You probably have a usual spot for your keys. But when you don’t see them there you look somewhere else. Before you looked, you thought it most likely that you’d find them there but when you didn’t see them you adjusted the probabilities. You’ve probably made the experience of finding something in a spot where you had searched before, even exhaustively. There you were a victim of a false negative. Every test can throw a false result!

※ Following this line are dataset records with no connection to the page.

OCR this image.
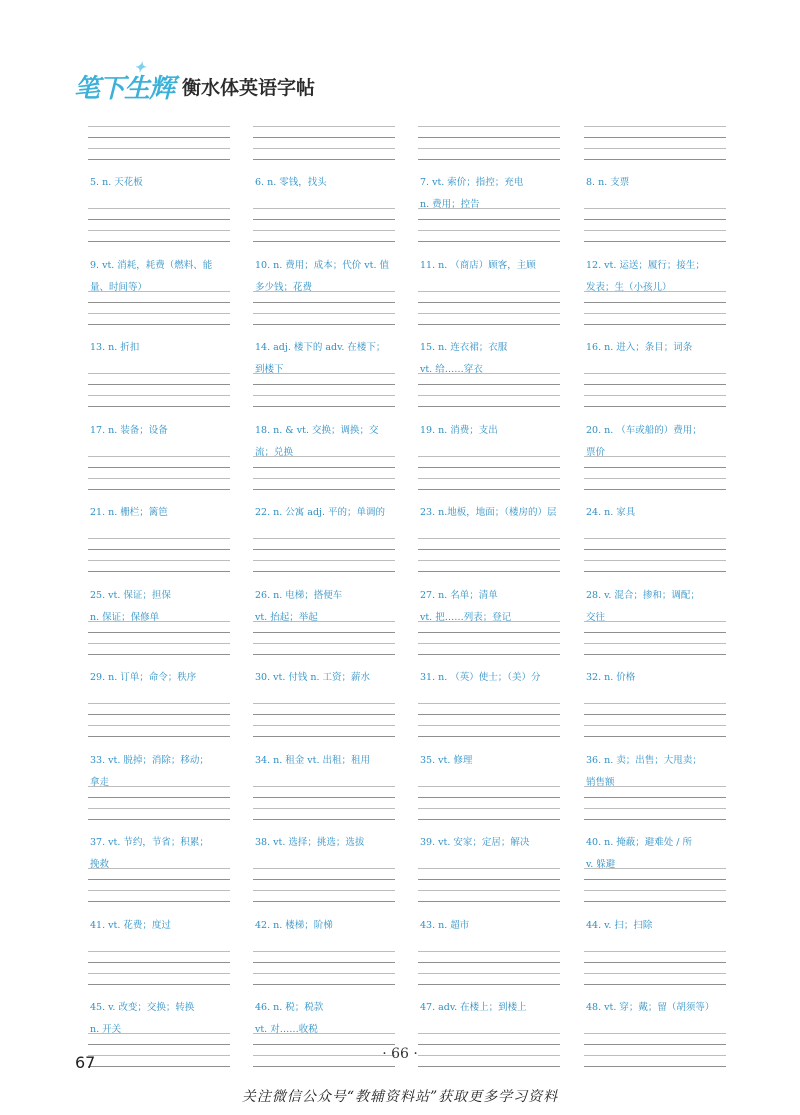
笔下生辉
✦
衡水体英语字帖
5. n. 天花板	6. n. 零钱，找头	7. vt. 索价；指控；充电
n. 费用；控告
8. n. 支票
9. vt. 消耗，耗费（燃料、能
量、时间等）
10. n. 费用；成本；代价 vt. 值
多少钱；花费
11. n. （商店）顾客，主顾	12. vt. 运送；履行；接生；
发表；生（小孩儿）
13. n. 折扣	14. adj. 楼下的 adv. 在楼下；
到楼下
15. n. 连衣裙；衣服
vt. 给……穿衣
16. n. 进入；条目；词条
17. n. 装备；设备	18. n. & vt. 交换；调换；交
流；兑换
19. n. 消费；支出	20. n. （车或船的）费用；
票价
21. n. 栅栏；篱笆	22. n. 公寓 adj. 平的；单调的	23. n.地板，地面；（楼房的）层	24. n. 家具
25. vt. 保证；担保
n. 保证；保修单
26. n. 电梯；搭便车
vt. 抬起；举起
27. n. 名单；清单
vt. 把……列表；登记
28. v. 混合；掺和；调配；
交往
29. n. 订单；命令；秩序	30. vt. 付钱 n. 工资；薪水	31. n. （英）使士；（美）分	32. n. 价格
33. vt. 脱掉；消除；移动；
拿走
34. n. 租金 vt. 出租；租用	35. vt. 修理	36. n. 卖；出售；大甩卖；
销售额
37. vt. 节约，节省；积累；
挽救
38. vt. 选择；挑选；选拔	39. vt. 安家；定居；解决	40. n. 掩蔽；避难处 / 所
v. 躲避
41. vt. 花费；度过	42. n. 楼梯；阶梯	43. n. 超市	44. v. 扫；扫除
45. v. 改变；交换；转换
n. 开关
46. n. 税；税款
vt. 对……收税
47. adv. 在楼上；到楼上	48. vt. 穿；戴；留（胡须等）
67	· 66 ·
关注微信公众号“教辅资料站”获取更多学习资料
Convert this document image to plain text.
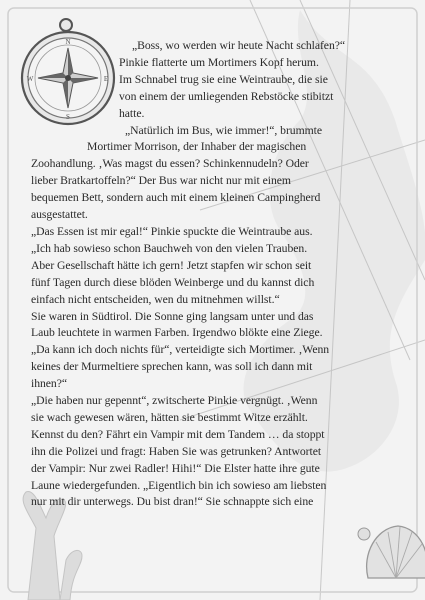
N
S
E
W

„Boss, wo werden wir heute Nacht schlafen?“
Pinkie flatterte um Mortimers Kopf herum.
Im Schnabel trug sie eine Weintraube, die sie
von einem der umliegenden Rebstöcke stibitzt
hatte.

„Natürlich im Bus, wie immer!“, brummte
Mortimer Morrison, der Inhaber der magischen
Zoohandlung. ‚Was magst du essen? Schinkennudeln? Oder
lieber Bratkartoffeln?“ Der Bus war nicht nur mit einem
bequemen Bett, sondern auch mit einem kleinen Campingherd
ausgestattet.

„Das Essen ist mir egal!“ Pinkie spuckte die Weintraube aus.
„Ich hab sowieso schon Bauchweh von den vielen Trauben.
Aber Gesellschaft hätte ich gern! Jetzt stapfen wir schon seit
fünf Tagen durch diese blöden Weinberge und du kannst dich
einfach nicht entscheiden, wen du mitnehmen willst.“

Sie waren in Südtirol. Die Sonne ging langsam unter und das
Laub leuchtete in warmen Farben. Irgendwo blökte eine Ziege.
„Da kann ich doch nichts für“, verteidigte sich Mortimer. ‚Wenn
keines der Murmeltiere sprechen kann, was soll ich dann mit
ihnen?“

„Die haben nur gepennt“, zwitscherte Pinkie vergnügt. ‚Wenn
sie wach gewesen wären, hätten sie bestimmt Witze erzählt.
Kennst du den? Fährt ein Vampir mit dem Tandem … da stoppt
ihn die Polizei und fragt: Haben Sie was getrunken? Antwortet
der Vampir: Nur zwei Radler! Hihi!“ Die Elster hatte ihre gute
Laune wiedergefunden. „Eigentlich bin ich sowieso am liebsten
nur mit dir unterwegs. Du bist dran!“ Sie schnappte sich eine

Back to Bigfoot, if we think of every person who might have found evidence of Bigfoot as a test then we have a massive lot of negative results. Yet we don’t know if that means anything because we should expect a lot of false negatives even if Bigfoot exists. At the same time we also have a few positive results. People who reported seeing Bigfoot or who found Bigfoot tracks, there’s even Bigfoot films. These might be false positives, though. Misidentifications, hoaxes and the like.

On balance what carries more weight, positives or negatives? The answer is, as you might have guessed, the negatives. There are no DNA sample, no carcass, evidence which would be all but conclusive. And we should have such evidence if even a fraction of the positives, IE the tracks, the sightings, especially the film, were true.

You’re probably thinking that the medical analogy, this talk about tests gets quite strained here. Well, it’s what I’m thinking anyways, so let’s just let it be. There’s just one more thing I want to mention.

Think about what would happen if I tested 100 healthy people with a test that has a 5% rate of false positives. You get 5  positives, of course (on average). Test 100 more and you have 10. Test 1.000 more and you have 110! Why! You have an epidemic on your hand!

At least that’s how it might seem to a casual observer. The point is, it only takes dedication to have a growing pile of evidence for anything.  So whenever you hear of a “statistically significant result”, and newspapers are fully of them, remember that.

Science as a whole has ways of dealing with that and will probably not be fooled for long, at least, if reasonably unbiased people take an interest. The lasting facts tend to emerge more slowly, over the course of several years, or even decades. They rarely make newspaper headlines because there is no one event that could be reported on.


I hope this was enough to bring home the principle behind “extraordinary claims require extraordinary evidence”.

The important thing to take away is that claims are not different by their nature but by what we know. Ordinary claims can become extraordinary once counter-evidence piles up and vice versa.

One might equally well say: “Look at all the evidence!”

Don’t just look at the demonstration for that perpetual motion machine, look at all the identical claims in the past that have failed. Don’t just look at those Bigfoot tracks, look at what’s not been found.

We already know a thing or two. There’s nothing open-minded about ignoring that for the sake of evidence that may or may not materialize.